Riasan wajahnya begitu intens namun elegan, membuat matanya terlihat tajam dan penuh teka-teki. Lipstik merah gelap menghiasi bibir indahnya, menciptakan aura sensual yang tak terbantahkan. Tak ada lagi jejak gadis pemalu dan rendah diri di dalam dirinya. Mika telah berevolusi—menjadi seseorang yang tak bisa lagi dipandang sebelah mata.
Ia merapikan rambut panjangnya yang digerai lembut, lalu mengenakan sepasang sepatu hak tinggi. Dengan langkah tenang, Mika mengambil tas kecilnya dan ponselnya. Semua sudah siap. Malam ini adalah miliknya.
Sebelum keluar dari kamar hotel, Mika mengirim pesan singkat kepada dirinya sendiri:
“Hari ini, aku mengambil kembali kendali.”
Ia tersenyum tipis, menutup ponselnya, lalu melangkah keluar.
Pintu Ballroom Terbuka
Ketika Mika tiba di Hotel Emerald, ballroom tempat reuni sudah penuh dengan alumni yang datang dengan pasangan mereka.
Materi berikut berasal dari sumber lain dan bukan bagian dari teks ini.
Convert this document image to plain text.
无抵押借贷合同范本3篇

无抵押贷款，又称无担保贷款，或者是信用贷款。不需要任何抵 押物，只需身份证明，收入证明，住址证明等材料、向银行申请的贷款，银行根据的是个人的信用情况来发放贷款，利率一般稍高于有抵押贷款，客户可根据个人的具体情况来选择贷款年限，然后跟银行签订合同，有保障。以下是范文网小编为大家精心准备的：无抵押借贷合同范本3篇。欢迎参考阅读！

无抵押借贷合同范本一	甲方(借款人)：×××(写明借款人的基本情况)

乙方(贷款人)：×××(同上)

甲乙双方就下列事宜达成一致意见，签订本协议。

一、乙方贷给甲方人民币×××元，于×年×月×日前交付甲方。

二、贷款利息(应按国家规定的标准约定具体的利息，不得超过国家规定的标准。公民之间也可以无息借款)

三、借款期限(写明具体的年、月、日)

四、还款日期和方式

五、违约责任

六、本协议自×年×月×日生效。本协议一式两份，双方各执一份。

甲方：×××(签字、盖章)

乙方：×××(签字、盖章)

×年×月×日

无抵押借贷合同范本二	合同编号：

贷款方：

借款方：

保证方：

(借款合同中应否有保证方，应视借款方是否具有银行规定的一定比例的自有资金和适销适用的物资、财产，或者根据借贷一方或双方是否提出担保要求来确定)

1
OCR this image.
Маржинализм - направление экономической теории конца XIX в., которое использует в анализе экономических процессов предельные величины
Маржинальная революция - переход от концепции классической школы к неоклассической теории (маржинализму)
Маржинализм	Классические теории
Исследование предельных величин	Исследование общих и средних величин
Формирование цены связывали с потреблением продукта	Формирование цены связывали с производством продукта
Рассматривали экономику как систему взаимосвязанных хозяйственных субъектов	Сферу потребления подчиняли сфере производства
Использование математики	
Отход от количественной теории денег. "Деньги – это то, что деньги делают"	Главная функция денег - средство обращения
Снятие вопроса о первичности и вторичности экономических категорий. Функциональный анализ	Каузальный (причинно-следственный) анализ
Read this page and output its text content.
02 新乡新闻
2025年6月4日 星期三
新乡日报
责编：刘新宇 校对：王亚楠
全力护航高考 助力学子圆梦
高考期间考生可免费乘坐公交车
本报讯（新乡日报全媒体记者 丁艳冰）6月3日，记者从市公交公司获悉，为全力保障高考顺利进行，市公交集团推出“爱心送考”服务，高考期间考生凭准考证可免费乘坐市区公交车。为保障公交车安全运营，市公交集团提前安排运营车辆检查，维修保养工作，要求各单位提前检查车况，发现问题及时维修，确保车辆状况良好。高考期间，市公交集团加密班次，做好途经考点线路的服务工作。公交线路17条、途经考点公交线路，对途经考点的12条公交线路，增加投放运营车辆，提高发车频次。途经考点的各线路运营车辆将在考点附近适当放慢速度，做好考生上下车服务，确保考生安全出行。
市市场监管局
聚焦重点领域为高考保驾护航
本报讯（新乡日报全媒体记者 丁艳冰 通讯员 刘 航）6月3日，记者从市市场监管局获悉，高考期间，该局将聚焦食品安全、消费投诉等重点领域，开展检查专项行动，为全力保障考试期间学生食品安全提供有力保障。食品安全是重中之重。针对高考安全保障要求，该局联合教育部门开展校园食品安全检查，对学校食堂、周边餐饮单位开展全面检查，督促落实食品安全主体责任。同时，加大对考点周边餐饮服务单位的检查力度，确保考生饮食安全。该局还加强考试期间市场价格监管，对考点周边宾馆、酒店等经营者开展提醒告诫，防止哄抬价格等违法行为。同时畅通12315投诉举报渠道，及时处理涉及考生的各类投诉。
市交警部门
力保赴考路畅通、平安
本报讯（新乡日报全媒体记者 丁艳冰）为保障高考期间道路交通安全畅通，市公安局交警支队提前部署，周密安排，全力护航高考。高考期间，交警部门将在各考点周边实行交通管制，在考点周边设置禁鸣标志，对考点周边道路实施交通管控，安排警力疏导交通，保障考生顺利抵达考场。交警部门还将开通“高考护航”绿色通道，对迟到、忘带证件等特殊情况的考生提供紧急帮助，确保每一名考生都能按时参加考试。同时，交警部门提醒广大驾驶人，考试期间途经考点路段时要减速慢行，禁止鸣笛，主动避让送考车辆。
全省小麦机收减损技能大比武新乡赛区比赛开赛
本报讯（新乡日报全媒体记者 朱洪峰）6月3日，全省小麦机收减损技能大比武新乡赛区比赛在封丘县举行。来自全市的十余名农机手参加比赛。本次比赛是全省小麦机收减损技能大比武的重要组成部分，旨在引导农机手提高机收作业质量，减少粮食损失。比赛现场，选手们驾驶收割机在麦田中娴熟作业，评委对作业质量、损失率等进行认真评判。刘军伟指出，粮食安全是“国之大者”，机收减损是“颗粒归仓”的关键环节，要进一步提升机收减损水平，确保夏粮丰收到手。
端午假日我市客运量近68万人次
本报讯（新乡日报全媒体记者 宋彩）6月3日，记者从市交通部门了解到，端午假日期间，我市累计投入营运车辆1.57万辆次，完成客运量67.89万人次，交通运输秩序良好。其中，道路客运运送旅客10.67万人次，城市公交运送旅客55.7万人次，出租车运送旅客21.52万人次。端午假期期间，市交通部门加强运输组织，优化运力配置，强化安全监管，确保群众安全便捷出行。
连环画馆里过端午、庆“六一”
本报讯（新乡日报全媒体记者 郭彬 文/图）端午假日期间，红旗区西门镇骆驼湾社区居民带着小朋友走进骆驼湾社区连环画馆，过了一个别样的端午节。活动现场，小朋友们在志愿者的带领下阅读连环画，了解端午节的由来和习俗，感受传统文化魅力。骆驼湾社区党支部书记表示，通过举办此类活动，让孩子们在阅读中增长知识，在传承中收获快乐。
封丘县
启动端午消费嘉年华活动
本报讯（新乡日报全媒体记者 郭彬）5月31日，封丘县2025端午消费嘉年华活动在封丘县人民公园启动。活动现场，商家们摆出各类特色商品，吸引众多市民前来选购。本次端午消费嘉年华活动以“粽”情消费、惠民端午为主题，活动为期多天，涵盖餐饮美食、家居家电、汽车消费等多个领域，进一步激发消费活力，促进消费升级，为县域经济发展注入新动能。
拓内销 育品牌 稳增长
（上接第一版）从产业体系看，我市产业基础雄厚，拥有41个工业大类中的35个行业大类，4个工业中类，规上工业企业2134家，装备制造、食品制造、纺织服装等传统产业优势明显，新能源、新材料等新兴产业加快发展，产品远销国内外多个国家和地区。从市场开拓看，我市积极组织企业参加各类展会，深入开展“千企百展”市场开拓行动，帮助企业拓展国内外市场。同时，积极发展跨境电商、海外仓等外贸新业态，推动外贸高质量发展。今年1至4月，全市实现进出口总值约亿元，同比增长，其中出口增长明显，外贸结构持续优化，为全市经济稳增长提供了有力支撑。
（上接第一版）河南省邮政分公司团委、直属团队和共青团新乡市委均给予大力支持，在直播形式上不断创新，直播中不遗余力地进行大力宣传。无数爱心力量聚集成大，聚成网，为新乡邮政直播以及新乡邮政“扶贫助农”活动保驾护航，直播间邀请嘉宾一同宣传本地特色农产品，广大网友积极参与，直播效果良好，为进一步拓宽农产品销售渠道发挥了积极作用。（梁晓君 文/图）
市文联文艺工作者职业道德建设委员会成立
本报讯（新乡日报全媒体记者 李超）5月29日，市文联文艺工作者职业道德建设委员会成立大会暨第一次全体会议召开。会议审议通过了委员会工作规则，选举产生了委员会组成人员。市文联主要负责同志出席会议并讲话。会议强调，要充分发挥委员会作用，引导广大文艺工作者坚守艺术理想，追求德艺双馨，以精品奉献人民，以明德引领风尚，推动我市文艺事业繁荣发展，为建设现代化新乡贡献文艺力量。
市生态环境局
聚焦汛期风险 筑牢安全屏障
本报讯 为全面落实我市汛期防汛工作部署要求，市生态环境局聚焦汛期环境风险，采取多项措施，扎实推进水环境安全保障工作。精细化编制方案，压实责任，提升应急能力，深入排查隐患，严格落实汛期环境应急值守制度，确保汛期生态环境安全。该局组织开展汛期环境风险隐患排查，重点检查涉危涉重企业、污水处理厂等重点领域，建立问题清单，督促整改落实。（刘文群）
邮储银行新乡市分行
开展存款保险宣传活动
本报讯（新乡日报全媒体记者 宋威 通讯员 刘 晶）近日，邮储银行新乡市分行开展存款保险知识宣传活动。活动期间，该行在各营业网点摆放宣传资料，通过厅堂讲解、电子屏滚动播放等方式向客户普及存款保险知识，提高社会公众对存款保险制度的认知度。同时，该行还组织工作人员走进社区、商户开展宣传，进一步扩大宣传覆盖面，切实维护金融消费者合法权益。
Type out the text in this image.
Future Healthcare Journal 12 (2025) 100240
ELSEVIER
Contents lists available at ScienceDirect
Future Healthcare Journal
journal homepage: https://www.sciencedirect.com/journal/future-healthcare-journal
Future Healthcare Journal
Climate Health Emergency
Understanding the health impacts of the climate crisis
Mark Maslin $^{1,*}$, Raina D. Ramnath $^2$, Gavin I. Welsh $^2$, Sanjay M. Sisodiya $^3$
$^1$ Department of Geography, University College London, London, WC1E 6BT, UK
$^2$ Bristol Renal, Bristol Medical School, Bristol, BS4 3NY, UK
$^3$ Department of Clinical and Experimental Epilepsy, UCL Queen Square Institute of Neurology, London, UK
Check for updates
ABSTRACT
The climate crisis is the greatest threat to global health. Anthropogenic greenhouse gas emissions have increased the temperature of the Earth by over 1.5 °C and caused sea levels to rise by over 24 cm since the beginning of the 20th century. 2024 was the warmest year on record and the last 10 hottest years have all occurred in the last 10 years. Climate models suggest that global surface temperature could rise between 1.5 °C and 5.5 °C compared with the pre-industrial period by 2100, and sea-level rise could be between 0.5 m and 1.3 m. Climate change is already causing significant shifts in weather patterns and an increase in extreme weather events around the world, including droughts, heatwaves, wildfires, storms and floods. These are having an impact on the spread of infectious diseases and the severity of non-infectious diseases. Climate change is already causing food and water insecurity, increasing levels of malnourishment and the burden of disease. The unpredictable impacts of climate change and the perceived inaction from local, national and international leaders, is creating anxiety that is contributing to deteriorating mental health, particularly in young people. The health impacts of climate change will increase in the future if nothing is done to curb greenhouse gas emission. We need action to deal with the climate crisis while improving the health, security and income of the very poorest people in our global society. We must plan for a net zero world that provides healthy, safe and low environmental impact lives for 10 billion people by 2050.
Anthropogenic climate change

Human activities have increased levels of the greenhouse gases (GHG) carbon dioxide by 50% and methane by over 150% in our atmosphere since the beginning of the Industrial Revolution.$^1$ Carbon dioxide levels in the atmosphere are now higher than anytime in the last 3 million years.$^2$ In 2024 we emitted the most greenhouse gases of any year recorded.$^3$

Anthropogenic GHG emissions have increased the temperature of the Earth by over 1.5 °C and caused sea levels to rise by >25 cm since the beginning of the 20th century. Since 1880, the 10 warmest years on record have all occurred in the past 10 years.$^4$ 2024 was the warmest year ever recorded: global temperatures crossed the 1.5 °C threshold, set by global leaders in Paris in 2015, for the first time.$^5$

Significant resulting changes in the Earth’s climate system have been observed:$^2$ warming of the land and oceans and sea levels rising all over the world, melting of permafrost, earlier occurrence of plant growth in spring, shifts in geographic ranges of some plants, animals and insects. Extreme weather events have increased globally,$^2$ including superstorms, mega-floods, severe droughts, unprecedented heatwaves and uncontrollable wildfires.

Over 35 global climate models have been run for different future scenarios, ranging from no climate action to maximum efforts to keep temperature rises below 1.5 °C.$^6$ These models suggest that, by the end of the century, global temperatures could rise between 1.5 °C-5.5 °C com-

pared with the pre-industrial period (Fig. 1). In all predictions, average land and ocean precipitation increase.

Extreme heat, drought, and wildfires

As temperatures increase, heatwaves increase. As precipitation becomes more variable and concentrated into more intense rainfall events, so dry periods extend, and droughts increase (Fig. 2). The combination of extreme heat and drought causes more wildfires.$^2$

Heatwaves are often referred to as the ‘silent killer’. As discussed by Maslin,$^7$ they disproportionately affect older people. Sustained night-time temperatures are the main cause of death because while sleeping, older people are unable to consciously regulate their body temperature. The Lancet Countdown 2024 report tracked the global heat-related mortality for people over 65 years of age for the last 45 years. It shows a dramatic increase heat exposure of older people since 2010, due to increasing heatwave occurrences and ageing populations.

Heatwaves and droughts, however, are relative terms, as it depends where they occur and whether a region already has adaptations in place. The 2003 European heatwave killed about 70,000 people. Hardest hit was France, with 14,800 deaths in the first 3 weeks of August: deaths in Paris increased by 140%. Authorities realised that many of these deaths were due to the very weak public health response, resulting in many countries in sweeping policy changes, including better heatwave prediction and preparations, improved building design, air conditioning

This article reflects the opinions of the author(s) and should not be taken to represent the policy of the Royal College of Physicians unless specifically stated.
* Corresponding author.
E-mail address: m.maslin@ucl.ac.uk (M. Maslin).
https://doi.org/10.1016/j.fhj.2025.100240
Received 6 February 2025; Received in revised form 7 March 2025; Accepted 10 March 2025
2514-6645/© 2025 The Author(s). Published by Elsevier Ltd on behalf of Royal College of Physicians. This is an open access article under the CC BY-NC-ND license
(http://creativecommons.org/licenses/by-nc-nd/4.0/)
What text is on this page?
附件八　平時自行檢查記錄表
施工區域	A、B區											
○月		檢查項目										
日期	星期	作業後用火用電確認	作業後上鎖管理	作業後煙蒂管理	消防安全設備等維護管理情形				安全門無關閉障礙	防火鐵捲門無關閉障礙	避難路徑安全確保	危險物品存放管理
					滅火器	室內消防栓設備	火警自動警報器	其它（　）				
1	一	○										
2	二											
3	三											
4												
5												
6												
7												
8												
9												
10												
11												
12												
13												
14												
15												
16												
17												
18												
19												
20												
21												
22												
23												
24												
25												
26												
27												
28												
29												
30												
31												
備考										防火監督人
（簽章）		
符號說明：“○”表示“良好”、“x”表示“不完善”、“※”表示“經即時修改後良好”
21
Lampu kristal di langit-langit memantulkan kilau, menambah kesan glamor malam itu. Semua orang tampak sibuk saling menyapa dan bercengkerama, mengenang masa-masa sekolah.
Mika tidak diundang, tapi itu bukan masalah. Ia tahu cara menyelinap masuk. Ia berjalan dengan percaya diri ke arah meja pendaftaran. Petugas penerima tamu tersenyum sopan, tidak curiga sedikit pun, seolah Mika adalah bagian dari acara itu.
Dengan kepala tegak dan senyuman kecil di bibir, Mika melangkah memasuki ballroom. Setiap langkahnya penuh percaya diri, seolah-olah panggung ini memang disiapkan untuknya.